Saving Lincoln, réalisé par Salvador Litvak en 2013, affiche une ambition louable : raconter la présidence d’Abraham Lincoln à travers le regard de son garde du corps et ami, Ward Hill Lamon. Cette perspective alternative, humaine et intime, aurait pu apporter un éclairage original sur une figure historique souvent figée dans le marbre. Pourtant, malgré une intention prometteuse, le film échoue à transformer cette idée en expérience cinématographique convaincante.
Mon évaluation – 2.5 sur 10 – reflète une profonde déception face à une œuvre dont la forme prétend à l’innovation mais trahit le fond. Le principal écueil du film réside dans son choix esthétique central : le recours au "CineCollage". Cette technique, qui insère les acteurs dans des décors d’époque issus de photographies réelles, avait tout pour marier fidélité historique et originalité visuelle. Malheureusement, l’effet obtenu évoque davantage un diaporama animé qu’un récit vivant. Au lieu de renforcer l’immersion, cette approche crée une barrière permanente entre le spectateur et les personnages.
Ce procédé visuel donne au film une texture artificielle, presque figée, comme si chaque scène se déroulait dans une vitrine de musée. L’absence de profondeur et de mouvement dans les décors nuit à la dynamique narrative, et transforme le visionnage en une expérience plate, parfois même pesante. Pire encore, cela empêche toute véritable émotion d’émerger. L’histoire de Lincoln, au lieu d’être incarnée, semble récitée à distance, comme si elle était trop précieuse pour être vécue.
L’interprétation souffre également de cette mise en scène figée. Tom Amandes, en Lincoln, peine à habiter son personnage autrement que par des postures convenues, et Lea Coco, dans le rôle de Lamon, n’a pas assez de matière pour transmettre la complexité de ce compagnon de l’ombre. Leur relation, qui devait être le fil rouge du film, manque cruellement de tension dramatique et d’authenticité. Les dialogues, souvent didactiques, donnent l’impression d’une leçon d’histoire plus que d’un drame humain.

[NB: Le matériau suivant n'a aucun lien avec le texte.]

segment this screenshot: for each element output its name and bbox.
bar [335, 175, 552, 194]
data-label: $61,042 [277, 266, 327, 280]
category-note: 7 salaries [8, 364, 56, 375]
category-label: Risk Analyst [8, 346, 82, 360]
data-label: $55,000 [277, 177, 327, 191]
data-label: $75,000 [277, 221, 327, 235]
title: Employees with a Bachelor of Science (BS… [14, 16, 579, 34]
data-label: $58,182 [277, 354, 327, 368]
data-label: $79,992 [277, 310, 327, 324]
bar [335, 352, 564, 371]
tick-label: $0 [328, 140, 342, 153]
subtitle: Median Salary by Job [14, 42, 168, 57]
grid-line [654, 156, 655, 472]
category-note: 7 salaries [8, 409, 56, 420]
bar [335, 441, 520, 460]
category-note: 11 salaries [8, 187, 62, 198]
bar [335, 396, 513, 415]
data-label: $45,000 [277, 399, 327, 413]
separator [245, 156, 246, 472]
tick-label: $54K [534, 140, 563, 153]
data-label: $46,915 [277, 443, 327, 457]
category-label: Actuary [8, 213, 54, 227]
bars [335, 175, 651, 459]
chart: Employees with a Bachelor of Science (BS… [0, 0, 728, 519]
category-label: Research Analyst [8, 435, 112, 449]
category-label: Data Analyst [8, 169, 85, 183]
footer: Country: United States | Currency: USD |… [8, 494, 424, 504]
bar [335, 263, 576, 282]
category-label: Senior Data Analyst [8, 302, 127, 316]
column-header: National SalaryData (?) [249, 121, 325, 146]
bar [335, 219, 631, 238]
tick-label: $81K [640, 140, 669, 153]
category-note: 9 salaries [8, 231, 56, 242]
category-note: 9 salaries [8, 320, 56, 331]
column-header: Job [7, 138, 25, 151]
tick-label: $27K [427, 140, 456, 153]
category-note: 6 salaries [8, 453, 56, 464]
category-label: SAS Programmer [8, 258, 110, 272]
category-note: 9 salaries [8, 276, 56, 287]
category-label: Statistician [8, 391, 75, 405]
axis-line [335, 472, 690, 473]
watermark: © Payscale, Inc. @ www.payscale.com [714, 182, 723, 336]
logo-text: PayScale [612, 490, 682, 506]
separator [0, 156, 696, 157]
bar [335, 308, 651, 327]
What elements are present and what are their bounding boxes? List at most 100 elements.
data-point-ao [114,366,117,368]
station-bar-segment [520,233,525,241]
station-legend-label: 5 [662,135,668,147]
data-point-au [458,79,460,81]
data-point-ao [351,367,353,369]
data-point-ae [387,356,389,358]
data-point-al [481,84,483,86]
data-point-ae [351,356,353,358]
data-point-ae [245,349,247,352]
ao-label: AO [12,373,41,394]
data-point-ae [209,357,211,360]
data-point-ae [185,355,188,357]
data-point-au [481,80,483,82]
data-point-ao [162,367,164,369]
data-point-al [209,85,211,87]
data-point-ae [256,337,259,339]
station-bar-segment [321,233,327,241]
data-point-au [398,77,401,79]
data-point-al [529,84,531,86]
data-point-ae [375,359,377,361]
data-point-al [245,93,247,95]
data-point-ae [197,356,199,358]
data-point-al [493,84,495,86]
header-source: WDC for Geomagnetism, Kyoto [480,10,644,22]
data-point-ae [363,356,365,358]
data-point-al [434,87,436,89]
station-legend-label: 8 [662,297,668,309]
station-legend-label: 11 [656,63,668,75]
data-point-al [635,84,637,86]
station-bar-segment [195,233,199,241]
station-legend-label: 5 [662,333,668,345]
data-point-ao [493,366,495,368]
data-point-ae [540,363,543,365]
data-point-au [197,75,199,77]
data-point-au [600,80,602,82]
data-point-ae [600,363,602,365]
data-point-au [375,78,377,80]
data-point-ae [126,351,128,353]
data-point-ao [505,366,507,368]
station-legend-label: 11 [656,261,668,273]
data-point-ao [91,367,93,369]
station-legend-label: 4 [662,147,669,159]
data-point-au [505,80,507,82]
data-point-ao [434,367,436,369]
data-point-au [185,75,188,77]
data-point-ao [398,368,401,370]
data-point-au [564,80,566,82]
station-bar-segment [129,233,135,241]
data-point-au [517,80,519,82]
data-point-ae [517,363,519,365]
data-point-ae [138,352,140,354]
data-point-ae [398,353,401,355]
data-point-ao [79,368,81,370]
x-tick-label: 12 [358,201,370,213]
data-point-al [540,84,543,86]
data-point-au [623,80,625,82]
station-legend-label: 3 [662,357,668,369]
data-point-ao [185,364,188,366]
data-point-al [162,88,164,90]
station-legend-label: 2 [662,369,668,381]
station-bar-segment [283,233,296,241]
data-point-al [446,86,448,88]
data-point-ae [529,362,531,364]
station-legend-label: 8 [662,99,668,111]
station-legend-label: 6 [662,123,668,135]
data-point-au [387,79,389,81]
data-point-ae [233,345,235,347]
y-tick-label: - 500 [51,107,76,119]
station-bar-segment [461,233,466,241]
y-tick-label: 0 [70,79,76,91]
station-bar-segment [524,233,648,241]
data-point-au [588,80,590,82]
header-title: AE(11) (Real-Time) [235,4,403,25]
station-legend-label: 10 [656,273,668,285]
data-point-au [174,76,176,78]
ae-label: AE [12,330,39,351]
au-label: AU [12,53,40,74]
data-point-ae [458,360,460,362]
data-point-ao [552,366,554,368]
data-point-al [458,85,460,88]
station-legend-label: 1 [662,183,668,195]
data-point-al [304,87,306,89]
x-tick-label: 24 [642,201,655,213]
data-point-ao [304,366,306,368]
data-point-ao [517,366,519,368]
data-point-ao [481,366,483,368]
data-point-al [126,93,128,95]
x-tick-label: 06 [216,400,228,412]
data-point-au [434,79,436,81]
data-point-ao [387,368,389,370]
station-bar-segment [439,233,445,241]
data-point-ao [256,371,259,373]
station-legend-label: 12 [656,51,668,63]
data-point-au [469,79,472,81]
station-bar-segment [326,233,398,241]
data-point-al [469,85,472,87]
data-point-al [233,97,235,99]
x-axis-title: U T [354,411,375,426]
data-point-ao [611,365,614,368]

Narrativement, le film hésite constamment entre chronique historique et drame intime sans jamais trancher. Cette indécision plombe le rythme, déjà affaibli par l’absence de tension scénaristique. Même les moments censés être forts – les discours, les tensions liées à la guerre civile – peinent à trouver leur juste intensité.
Pourtant, tout n’est pas à rejeter. L’idée de mettre en lumière un personnage méconnu comme Ward Hill Lamon reste intéressante, et certains passages – notamment ceux évoquant les dilemmes moraux de Lincoln – laissent entrevoir une richesse malheureusement sous-exploitée.
En définitive, Saving Lincoln est un film qui se veut hommage, mais finit par être un exercice de style désincarné. En cherchant à innover sans maîtriser l’équilibre entre forme et fond, il sacrifie l’émotion et l’engagement du spectateur. Une œuvre qui, malgré ses efforts sincères, laisse un goût d’inachevé.